Robert F. Kennedy’s Funeral Train:
Paul Fusco travelled the world as a photojournalist. But his most indelible images, portraying a nation in mourning, were captured on a single day in 1968 as he rode aboard Robert F Kennedy’s funeral train from New York to Washington.
He died on 15 July at an assisted-living facility in San Anselmo, California. He was 89. He had complications from dementia, said his son, Anthony Fusco.
During the heart of his career, Fusco was a staff photographer for Look, which in the 1960s was Life magazine’s chief competitor. Both magazines had circulations of several million each and were known for their exceptional photography.
After joining Look in 1957, Fusco worked across Europe and Asia, and from Egypt to Mexico to Brazil. Drawn particularly to the downtrodden, he photographed Kentucky coal miners, homeless people in New York, migrant farmworkers in California and rural poverty in the south.
“I want to take pictures of people that, when you see them, you can feel their lives,” he told the Record newspaper of Bergen County, New Jersey, in 2005.

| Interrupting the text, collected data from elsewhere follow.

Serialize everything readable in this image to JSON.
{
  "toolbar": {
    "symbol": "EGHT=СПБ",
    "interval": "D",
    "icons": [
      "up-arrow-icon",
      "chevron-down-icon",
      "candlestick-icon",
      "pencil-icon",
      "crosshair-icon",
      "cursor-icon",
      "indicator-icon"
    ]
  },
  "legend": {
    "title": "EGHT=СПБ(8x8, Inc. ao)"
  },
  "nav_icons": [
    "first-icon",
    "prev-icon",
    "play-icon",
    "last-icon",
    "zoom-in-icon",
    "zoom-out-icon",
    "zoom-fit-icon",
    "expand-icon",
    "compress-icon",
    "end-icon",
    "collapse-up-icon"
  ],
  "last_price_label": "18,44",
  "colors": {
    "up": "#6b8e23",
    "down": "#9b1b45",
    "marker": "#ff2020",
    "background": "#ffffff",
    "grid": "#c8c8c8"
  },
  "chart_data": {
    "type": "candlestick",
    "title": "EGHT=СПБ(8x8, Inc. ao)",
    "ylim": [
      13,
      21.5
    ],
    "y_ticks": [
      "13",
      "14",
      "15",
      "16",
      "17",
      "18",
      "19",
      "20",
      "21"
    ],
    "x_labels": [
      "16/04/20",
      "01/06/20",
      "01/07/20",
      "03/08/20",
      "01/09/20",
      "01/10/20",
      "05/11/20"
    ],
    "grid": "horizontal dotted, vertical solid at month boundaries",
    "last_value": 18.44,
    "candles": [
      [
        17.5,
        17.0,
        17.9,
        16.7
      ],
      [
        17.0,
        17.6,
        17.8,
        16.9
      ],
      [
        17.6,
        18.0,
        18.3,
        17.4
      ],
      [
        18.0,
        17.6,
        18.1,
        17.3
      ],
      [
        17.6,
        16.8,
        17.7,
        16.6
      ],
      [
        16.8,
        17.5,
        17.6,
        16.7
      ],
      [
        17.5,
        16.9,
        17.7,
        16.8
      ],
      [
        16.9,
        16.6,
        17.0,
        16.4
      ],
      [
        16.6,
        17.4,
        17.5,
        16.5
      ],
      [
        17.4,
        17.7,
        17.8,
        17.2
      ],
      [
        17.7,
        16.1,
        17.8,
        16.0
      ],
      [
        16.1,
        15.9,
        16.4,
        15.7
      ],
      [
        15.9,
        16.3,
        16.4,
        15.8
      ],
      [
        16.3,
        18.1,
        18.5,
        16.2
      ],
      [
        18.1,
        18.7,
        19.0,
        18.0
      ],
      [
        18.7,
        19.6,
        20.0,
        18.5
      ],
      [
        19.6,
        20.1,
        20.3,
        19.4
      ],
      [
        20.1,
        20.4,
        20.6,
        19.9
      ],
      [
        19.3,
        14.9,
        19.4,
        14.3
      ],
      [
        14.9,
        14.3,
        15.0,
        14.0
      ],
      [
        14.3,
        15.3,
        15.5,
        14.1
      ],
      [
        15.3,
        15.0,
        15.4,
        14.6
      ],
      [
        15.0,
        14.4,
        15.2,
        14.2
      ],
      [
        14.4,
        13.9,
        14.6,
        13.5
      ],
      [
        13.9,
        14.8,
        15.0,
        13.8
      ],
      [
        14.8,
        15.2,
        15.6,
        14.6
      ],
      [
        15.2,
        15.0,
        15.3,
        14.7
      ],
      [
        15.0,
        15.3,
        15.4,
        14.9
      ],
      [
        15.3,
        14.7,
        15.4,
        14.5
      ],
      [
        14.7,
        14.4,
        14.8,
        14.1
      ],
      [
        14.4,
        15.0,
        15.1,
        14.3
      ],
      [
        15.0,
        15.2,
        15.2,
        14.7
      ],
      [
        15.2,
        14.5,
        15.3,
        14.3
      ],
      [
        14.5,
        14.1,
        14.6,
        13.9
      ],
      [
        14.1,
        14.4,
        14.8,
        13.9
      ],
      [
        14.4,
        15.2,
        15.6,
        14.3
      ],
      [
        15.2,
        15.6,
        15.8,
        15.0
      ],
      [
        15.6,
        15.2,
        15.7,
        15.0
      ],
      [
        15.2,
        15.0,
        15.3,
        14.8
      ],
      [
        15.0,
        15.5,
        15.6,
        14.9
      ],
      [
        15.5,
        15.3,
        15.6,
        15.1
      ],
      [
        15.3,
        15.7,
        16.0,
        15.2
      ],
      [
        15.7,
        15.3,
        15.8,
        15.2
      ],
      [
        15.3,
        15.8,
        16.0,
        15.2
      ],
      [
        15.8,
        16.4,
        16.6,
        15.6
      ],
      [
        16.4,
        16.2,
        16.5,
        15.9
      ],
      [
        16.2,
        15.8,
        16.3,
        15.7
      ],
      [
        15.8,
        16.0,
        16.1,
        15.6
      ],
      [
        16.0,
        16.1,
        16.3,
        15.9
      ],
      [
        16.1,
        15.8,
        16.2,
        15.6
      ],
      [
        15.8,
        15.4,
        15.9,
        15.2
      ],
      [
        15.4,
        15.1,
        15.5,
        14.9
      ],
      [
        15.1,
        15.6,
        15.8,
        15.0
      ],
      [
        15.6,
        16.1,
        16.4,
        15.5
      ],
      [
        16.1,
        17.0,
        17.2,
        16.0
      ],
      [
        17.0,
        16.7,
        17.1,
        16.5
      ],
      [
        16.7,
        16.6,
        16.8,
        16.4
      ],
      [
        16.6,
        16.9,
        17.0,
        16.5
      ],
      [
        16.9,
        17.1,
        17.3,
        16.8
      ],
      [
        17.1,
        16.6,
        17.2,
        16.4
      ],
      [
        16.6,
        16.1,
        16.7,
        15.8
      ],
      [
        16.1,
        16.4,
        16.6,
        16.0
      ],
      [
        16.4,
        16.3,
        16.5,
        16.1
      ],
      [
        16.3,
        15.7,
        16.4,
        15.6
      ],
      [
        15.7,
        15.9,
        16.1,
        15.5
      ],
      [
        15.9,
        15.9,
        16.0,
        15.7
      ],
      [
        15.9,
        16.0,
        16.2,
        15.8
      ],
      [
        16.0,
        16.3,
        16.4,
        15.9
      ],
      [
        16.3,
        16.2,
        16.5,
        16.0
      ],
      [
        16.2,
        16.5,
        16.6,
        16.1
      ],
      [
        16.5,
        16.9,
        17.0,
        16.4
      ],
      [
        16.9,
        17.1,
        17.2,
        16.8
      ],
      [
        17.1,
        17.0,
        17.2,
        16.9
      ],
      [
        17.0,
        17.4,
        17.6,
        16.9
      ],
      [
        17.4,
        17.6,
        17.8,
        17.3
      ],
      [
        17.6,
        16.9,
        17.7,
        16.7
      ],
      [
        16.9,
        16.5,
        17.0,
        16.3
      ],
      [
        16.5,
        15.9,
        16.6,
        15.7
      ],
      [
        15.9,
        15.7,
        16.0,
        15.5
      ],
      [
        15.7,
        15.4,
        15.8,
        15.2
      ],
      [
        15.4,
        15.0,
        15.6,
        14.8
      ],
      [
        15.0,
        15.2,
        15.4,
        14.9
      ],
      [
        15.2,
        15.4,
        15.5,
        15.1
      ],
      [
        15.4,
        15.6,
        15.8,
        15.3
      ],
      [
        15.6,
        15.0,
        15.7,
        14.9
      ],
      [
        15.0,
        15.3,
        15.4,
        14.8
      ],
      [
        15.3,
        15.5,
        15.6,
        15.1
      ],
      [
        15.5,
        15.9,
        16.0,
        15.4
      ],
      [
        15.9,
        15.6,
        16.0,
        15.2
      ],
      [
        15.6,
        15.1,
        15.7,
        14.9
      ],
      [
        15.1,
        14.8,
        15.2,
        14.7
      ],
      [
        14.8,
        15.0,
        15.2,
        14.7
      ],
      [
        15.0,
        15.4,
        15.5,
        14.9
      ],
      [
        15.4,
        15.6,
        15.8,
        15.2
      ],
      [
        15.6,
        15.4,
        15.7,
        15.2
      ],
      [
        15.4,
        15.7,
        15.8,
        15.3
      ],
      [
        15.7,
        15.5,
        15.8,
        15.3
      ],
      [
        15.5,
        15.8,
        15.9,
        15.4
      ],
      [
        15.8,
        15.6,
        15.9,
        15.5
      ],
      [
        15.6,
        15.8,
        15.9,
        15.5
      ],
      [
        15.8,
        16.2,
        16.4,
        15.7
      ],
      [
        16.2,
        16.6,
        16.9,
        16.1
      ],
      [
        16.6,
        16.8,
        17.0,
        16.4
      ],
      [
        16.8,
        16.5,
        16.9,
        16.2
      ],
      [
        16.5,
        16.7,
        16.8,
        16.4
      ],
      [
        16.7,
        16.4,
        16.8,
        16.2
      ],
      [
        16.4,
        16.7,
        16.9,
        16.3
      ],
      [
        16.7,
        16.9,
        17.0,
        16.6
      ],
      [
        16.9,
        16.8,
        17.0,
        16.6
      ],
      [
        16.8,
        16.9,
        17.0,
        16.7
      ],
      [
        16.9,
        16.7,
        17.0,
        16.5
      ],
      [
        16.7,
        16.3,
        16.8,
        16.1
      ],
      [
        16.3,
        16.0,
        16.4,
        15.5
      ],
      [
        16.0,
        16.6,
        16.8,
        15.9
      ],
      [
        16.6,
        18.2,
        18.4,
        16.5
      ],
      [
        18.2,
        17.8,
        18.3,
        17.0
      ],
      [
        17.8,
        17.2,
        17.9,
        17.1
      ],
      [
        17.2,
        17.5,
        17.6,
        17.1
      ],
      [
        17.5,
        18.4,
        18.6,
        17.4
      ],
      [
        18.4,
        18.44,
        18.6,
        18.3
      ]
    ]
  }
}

As the train emerged from a tunnel under the Hudson River and entered New Jersey, Fusco saw what would become his most memorable and poignant subject: ordinary citizens alongside the railroad tracks, bearing witness and sharing grief.
“I was astounded by the people,” Fusco told the Palm Beach Post in 2010. “I just reflexively jumped up, went to the window and pulled down the top pane. And I just stood in that window for eight hours and shot film. I was overwhelmed by the constant stream of people and the variety and mixture and visible pain and loss.”